The Government of Zimbabwe engaged with the UN Universal Periodic Review (UPR) session in November and committed to step up efforts to improve prison and police cell conditions and to reconsider its approach to the death penalty.

The UK continued to prioritise human rights and the rule of law in Zimbabwe, in keeping with Zimbabwe's status as a human rights priority country. At the UPR, the UK welcomed Zimbabwe's 2013 Constitution but expressed concern at the slow progress of legislative alignment and called for the Zimbabwe Human Rights Commission to investigate allegations of political violence. We also reiterated the importance of respect for the right to shelter and property. The Government of Zimbabwe accepted our recommendations to accede to the Convention against Torture, and noted our recommendation to align electoral, public order and media laws with the 2013 Constitution before the end of the current Parliament.

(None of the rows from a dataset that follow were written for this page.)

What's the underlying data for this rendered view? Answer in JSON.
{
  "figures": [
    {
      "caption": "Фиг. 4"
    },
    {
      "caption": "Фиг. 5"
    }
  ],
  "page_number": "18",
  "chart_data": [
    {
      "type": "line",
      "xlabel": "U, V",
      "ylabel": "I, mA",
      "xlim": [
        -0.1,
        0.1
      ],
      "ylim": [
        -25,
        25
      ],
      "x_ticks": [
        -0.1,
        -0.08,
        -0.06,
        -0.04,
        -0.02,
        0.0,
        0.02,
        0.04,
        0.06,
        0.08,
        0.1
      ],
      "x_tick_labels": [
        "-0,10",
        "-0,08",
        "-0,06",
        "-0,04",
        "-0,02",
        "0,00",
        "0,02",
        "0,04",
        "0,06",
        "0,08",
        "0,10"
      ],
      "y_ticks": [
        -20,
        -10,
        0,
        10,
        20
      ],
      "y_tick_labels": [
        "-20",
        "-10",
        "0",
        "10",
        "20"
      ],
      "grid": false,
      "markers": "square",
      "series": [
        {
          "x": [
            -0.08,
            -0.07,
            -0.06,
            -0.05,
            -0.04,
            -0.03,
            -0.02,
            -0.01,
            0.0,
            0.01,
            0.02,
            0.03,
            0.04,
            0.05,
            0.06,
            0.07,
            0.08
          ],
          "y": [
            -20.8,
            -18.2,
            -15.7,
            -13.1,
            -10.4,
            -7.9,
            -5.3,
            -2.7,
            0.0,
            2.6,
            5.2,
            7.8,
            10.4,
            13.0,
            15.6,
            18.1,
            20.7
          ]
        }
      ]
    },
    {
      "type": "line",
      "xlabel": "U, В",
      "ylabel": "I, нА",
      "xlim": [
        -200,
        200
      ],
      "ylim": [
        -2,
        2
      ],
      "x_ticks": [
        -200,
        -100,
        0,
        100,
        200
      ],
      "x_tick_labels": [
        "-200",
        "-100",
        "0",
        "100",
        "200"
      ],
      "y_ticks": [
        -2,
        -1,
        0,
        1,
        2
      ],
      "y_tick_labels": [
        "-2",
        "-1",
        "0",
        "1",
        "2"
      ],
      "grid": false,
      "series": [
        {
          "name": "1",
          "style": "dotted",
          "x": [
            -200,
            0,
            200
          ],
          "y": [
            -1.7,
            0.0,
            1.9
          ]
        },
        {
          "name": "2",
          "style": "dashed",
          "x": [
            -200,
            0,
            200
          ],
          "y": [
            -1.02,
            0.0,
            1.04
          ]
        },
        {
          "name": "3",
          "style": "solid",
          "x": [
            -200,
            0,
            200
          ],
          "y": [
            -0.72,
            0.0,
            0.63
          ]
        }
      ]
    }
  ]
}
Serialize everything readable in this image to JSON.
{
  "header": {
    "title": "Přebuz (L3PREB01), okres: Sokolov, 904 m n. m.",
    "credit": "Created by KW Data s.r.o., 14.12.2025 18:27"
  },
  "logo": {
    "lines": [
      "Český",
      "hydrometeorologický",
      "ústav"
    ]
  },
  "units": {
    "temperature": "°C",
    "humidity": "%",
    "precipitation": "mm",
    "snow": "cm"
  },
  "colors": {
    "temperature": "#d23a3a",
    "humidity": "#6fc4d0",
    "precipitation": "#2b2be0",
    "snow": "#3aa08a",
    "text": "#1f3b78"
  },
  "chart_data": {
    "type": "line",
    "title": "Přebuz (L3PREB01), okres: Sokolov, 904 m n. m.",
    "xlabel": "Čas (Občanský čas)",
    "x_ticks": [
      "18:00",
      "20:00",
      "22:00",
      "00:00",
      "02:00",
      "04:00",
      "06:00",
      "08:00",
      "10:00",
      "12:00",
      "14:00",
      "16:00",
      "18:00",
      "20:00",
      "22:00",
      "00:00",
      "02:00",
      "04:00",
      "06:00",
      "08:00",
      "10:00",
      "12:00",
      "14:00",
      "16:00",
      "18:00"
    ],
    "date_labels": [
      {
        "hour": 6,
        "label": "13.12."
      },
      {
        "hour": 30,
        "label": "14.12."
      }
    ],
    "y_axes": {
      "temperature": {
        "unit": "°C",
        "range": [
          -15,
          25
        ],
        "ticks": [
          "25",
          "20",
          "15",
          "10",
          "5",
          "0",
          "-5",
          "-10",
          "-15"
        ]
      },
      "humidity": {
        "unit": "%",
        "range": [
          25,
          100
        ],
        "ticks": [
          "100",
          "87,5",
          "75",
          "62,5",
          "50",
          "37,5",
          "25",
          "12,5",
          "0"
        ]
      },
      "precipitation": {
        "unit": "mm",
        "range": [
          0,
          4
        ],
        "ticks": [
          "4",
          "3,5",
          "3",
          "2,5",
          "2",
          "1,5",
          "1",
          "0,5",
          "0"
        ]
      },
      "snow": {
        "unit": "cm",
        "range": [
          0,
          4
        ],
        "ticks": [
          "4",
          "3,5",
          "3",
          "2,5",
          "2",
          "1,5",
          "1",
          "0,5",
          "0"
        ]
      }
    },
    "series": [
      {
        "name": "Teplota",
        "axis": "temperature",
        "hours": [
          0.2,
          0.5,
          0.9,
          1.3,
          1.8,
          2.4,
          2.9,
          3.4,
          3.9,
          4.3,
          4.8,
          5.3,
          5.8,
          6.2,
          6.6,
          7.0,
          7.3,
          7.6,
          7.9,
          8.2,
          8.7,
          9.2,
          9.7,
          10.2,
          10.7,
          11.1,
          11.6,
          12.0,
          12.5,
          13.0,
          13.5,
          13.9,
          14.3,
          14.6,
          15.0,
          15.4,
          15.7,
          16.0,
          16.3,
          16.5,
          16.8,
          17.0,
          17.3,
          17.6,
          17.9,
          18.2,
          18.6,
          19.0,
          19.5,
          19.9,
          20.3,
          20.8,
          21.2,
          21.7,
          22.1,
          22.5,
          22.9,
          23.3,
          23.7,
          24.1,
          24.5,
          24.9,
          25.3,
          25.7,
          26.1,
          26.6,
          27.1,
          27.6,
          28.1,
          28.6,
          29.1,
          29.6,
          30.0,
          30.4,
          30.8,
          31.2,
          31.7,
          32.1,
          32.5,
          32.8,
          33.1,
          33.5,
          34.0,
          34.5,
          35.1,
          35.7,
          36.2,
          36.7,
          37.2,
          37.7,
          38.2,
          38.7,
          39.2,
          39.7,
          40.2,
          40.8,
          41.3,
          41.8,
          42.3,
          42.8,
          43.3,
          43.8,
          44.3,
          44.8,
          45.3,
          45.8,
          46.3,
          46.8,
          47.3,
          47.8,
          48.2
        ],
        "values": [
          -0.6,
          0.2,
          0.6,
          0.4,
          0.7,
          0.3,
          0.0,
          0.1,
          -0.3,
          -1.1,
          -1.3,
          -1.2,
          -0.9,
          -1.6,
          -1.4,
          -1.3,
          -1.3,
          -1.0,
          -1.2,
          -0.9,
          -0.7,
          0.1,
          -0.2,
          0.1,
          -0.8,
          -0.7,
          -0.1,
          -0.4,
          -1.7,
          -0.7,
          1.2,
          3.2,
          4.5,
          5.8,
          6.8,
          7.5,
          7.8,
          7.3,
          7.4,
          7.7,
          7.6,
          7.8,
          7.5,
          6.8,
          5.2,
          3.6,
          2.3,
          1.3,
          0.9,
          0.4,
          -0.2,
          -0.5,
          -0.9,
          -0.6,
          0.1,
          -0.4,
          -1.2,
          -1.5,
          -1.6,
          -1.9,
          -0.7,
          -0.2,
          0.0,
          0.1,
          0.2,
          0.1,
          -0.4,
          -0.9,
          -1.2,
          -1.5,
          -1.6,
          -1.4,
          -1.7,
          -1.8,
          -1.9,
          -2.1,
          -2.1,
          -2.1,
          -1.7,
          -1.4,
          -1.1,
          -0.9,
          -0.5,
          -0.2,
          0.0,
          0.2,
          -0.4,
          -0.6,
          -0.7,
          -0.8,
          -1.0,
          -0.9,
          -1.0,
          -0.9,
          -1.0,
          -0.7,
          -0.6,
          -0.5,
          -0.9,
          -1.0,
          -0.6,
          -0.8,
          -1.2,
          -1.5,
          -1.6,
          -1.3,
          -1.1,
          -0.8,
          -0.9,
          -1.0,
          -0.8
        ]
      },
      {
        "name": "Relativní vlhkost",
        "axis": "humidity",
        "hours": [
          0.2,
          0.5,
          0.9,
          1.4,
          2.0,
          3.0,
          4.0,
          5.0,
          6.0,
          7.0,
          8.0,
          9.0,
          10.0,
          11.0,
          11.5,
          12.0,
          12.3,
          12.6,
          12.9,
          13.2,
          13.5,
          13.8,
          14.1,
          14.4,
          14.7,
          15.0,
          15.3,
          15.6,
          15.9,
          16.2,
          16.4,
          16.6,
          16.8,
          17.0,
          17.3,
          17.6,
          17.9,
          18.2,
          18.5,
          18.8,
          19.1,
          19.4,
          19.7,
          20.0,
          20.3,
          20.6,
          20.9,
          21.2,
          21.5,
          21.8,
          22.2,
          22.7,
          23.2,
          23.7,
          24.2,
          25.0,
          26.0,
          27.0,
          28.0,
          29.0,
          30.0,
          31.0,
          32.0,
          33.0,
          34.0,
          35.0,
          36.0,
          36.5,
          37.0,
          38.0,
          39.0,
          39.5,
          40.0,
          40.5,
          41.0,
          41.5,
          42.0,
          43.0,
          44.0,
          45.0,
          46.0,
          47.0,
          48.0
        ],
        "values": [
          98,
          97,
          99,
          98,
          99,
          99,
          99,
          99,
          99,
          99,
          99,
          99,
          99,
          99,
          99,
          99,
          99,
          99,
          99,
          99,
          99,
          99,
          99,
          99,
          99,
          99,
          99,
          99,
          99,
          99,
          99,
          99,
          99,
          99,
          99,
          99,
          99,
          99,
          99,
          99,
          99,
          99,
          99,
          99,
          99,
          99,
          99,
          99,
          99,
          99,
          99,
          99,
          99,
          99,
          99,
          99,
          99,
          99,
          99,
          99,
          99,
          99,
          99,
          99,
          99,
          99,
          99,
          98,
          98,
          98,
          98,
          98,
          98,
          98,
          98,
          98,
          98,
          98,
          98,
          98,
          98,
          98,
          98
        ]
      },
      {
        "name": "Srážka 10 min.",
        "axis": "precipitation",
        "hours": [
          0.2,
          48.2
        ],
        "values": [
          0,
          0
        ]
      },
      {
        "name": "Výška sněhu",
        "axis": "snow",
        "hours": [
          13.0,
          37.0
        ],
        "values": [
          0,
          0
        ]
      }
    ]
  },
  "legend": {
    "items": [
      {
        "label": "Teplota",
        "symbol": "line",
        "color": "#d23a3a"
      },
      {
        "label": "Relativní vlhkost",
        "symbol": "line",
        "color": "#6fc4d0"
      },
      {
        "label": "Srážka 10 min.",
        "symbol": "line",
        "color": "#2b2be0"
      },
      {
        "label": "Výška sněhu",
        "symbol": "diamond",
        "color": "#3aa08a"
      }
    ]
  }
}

The UK funded training on human rights legislation and the constitution for Zimbabwean prosecutors. We worked through the multi-donor Transparency, Responsiveness, Accountability and Citizen Engagement (TRACE) Programme to improve access to justice, media and information freedom and the electoral environment in advance of the 2018 elections. The Embassy in Harare also facilitated discussions leading to action against gender-based violence, in support of women's empowerment and to promote the rights of young people, and met parliamentarians and political leaders to encourage engagement, dialogue and respect for the rights of the people of Zimbabwe.

Looking ahead, the UK will continue to work with other donors to support the TRACE programme and with local stakeholders to protect democratic space and enhance state accountability and transparency. We will also press for delivery on the UN UPR commitments, through the tripartite process (Government of Zimbabwe, UN and NGOs). The UK will continue to call publicly for the Government of Zimbabwe to uphold the rule of law and human rights, while encouraging Zimbabweans of all political persuasions to exercise their democratic rights, including through free and fair elections.